Art’s chisell’d boast, and Glory’s trophied shore,

Must live in numbers, or can live no more.

While sculptured Jove some nameless waste may claim,

Still rolls th’ Olympic car in Pindar’s fame:

Troy’s doubtful walls, in ashes past away,

Yet frown on Greece in Homer’s deathless lay:

Rome, slowly sinking in her crumbling fanes,

Stands all immortal in her Maro’s strains:—

So, too, yon giant empress of the isles,

On whose broad sway the sun for ever smiles,

To Time’s unsparing rage one day must bend,

And all her triumphs in her Shakspeare end!
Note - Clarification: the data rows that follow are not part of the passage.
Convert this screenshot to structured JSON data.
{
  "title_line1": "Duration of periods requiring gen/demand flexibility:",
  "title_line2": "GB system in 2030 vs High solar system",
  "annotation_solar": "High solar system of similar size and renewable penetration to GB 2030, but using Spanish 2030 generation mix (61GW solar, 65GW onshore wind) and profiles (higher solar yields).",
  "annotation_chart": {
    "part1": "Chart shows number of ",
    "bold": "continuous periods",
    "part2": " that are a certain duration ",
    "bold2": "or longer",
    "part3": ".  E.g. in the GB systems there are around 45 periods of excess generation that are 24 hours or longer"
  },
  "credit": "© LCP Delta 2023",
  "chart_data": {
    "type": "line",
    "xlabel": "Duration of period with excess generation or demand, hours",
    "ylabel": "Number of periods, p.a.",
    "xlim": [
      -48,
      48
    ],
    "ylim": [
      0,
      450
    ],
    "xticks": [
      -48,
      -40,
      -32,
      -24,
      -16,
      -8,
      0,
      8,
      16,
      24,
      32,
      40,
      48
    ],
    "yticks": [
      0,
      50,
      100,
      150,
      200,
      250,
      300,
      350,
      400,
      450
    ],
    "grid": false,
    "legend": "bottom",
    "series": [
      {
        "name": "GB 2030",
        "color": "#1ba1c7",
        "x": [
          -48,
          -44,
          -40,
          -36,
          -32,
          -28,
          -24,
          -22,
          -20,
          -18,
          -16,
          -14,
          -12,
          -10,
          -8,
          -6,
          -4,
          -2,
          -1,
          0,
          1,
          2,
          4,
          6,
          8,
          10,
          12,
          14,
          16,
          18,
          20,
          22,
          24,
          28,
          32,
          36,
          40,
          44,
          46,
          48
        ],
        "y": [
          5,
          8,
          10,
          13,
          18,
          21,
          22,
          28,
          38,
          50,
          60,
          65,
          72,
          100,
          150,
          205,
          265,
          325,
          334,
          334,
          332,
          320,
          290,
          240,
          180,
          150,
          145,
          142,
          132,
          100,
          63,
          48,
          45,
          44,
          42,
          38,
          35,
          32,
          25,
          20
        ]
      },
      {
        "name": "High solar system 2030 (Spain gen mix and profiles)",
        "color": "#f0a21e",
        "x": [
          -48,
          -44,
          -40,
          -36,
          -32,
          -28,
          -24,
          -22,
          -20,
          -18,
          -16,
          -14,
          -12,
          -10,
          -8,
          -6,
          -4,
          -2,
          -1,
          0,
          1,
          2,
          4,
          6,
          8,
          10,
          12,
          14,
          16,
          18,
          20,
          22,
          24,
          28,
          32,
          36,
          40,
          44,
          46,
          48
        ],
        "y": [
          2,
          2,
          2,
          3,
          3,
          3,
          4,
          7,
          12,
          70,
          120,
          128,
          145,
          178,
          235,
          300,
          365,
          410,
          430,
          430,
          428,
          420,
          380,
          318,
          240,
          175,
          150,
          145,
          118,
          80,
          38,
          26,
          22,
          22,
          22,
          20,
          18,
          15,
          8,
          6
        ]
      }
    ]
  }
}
O Thou! to whose creative power

We dedicate the festal hour,

While Grace and Goodness round the altar stand,

Learning’s anointed train, and Beauty’s rose-lipp’d band—

Realms yet unborn, in accents now unknown,

Thy song shall learn, and bless it for their own.

Deep in the West, as Independence roves,

His banners planting round the land he loves,

Where nature sleeps in Eden’s infant grace,

In time’s full hour shall spring a glorious race:—

Thy name, thy verse, thy language shall they bear,

And deck for thee the vaulted temple there.

Our Roman-hearted fathers broke

Thy parent empire’s galling yoke,

But thou, harmonious ruler of the mind,

Around their sons a gentler chain shalt bind;—

In thee shall Albion’s sceptre wave once more,

And what her monarch lost her monarch-bard restore.